Are We Over-Tracking Our Health?
There was a time when “listening to your body” meant exactly that. Now, it often means checking an app.
We all keep a close eye on our sleep scores and heart rate. It’s all there, neatly packaged and constantly updating. Devices like the Oura Ring, WHOOP Strap, Apple Watch, and Garmin have made it easier than ever to measure what’s going on inside your body.
And for a lot of people, that’s a good thing. The data can be helpful. It can highlight patterns you might have missed. It can nudge you toward better habits. But there’s a point where tracking stops feeling supportive and starts feeling… heavy.
When Tracking Starts to Create Pressure
At first, it’s interesting. You check your sleep score in the morning. You notice how late meals affect your rest, or how a walk improves your recovery. Then, slowly, it shifts.
You might wake up feeling fine, but your score says otherwise, and suddenly you second-guess if you even slept well. You start hesitating and feel like you’ve failed the day before it’s even started.
There’s even a term for this, orthosomnia. It describes how chasing “perfect” sleep, often driven by tracking data, can actually make your sleep worse. When every metric is visible, it’s easy to start chasing numbers instead of paying attention to how you actually feel. A slightly lower score starts to feel like something’s wrong, instead of it just feeling like an off night.
But the thing to note is that the data itself hasn’t changed, but your relationship to it has. And over time, what started as awareness can quietly turn into pressure.
The Case for Stepping Back
What you need to understand is that tracking isn’t the problem. For a lot of people, it’s genuinely useful. But it works best as a guide, not a rulebook.
If checking your data leaves you feeling informed, it’s doing its job. If it leaves you feeling behind, restricted, or overly focused on hitting targets, it might be time to take a step back.
You don’t need to check every metric, every day and you don’t need to optimise everything at once. Sometimes, less input creates more clarity.
A More Balanced Approach
If you are struggling with this, it’s not about ditching your device completely; try to change your relationship with it.

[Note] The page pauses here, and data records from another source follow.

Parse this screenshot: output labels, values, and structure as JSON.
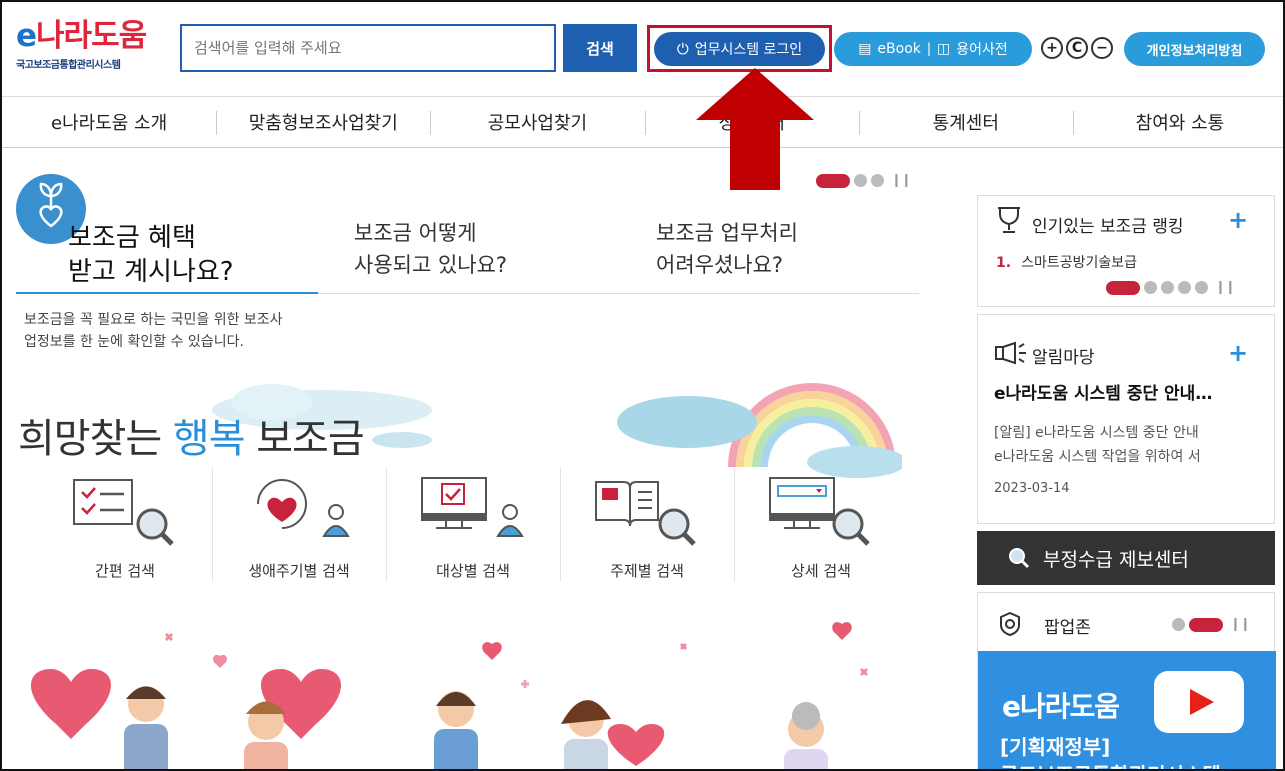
{
  "header": {
    "logo_e": "e",
    "logo_kor": "나라도움",
    "logo_sub": "국고보조금통합관리시스템",
    "search_placeholder": "검색어를 입력해 주세요",
    "search_button": "검색",
    "login_label": "업무시스템 로그인",
    "ebook_label": "eBook",
    "dictionary_label": "용어사전",
    "zoom_in": "+",
    "zoom_reset": "C",
    "zoom_out": "−",
    "privacy_label": "개인정보처리방침"
  },
  "nav": {
    "items": [
      "e나라도움 소개",
      "맞춤형보조사업찾기",
      "공모사업찾기",
      "정보공개",
      "통계센터",
      "참여와 소통"
    ]
  },
  "main": {
    "tabs": [
      {
        "line1": "보조금 혜택",
        "line2": "받고 계시나요?"
      },
      {
        "line1": "보조금 어떻게",
        "line2": "사용되고 있나요?"
      },
      {
        "line1": "보조금 업무처리",
        "line2": "어려우셨나요?"
      }
    ],
    "description": "보조금을 꼭 필요로 하는 국민을 위한 보조사업정보를 한 눈에 확인할 수 있습니다.",
    "slogan_pre": "희망찾는 ",
    "slogan_hl": "행복",
    "slogan_post": " 보조금",
    "categories": [
      "간편 검색",
      "생애주기별 검색",
      "대상별 검색",
      "주제별 검색",
      "상세 검색"
    ]
  },
  "sidebar": {
    "ranking_title": "인기있는 보조금 랭킹",
    "ranking_item_num": "1.",
    "ranking_item": "스마트공방기술보급",
    "notice_title": "알림마당",
    "notice_headline": "e나라도움 시스템 중단 안내…",
    "notice_body_1": "[알림] e나라도움 시스템 중단 안내",
    "notice_body_2": "e나라도움 시스템 작업을 위하여 서",
    "notice_date": "2023-03-14",
    "report_label": "부정수급 제보센터",
    "popup_title": "팝업존",
    "popup_logo": "e나라도움",
    "popup_line1": "[기획재정부]",
    "popup_line2": "국고보조금통합관리시스템"
  },
  "colors": {
    "primary": "#1f5fb0",
    "accent_blue": "#2a9bdb",
    "accent_red": "#c8233c",
    "highlight_box": "#c8102e"
  }
}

- Checking your data later in the day instead of first thing in the morning
- Looking at trends over time rather than daily scores
- Pairing the data with how you actually feel before making decisions
- Taking occasional breaks from tracking altogether
The goal isn’t to ignore the data. It’s to stop letting it dictate and control everything. Trust yourself and your body more.
What Actually Matters
Health isn’t just something you can measure. It’s how you feel when you wake up, your energy throughout the day and your ability to focus, to rest, to move, and to recover.
Tracking can support that. But it shouldn’t replace it. Because the most useful signal you have is still your own body.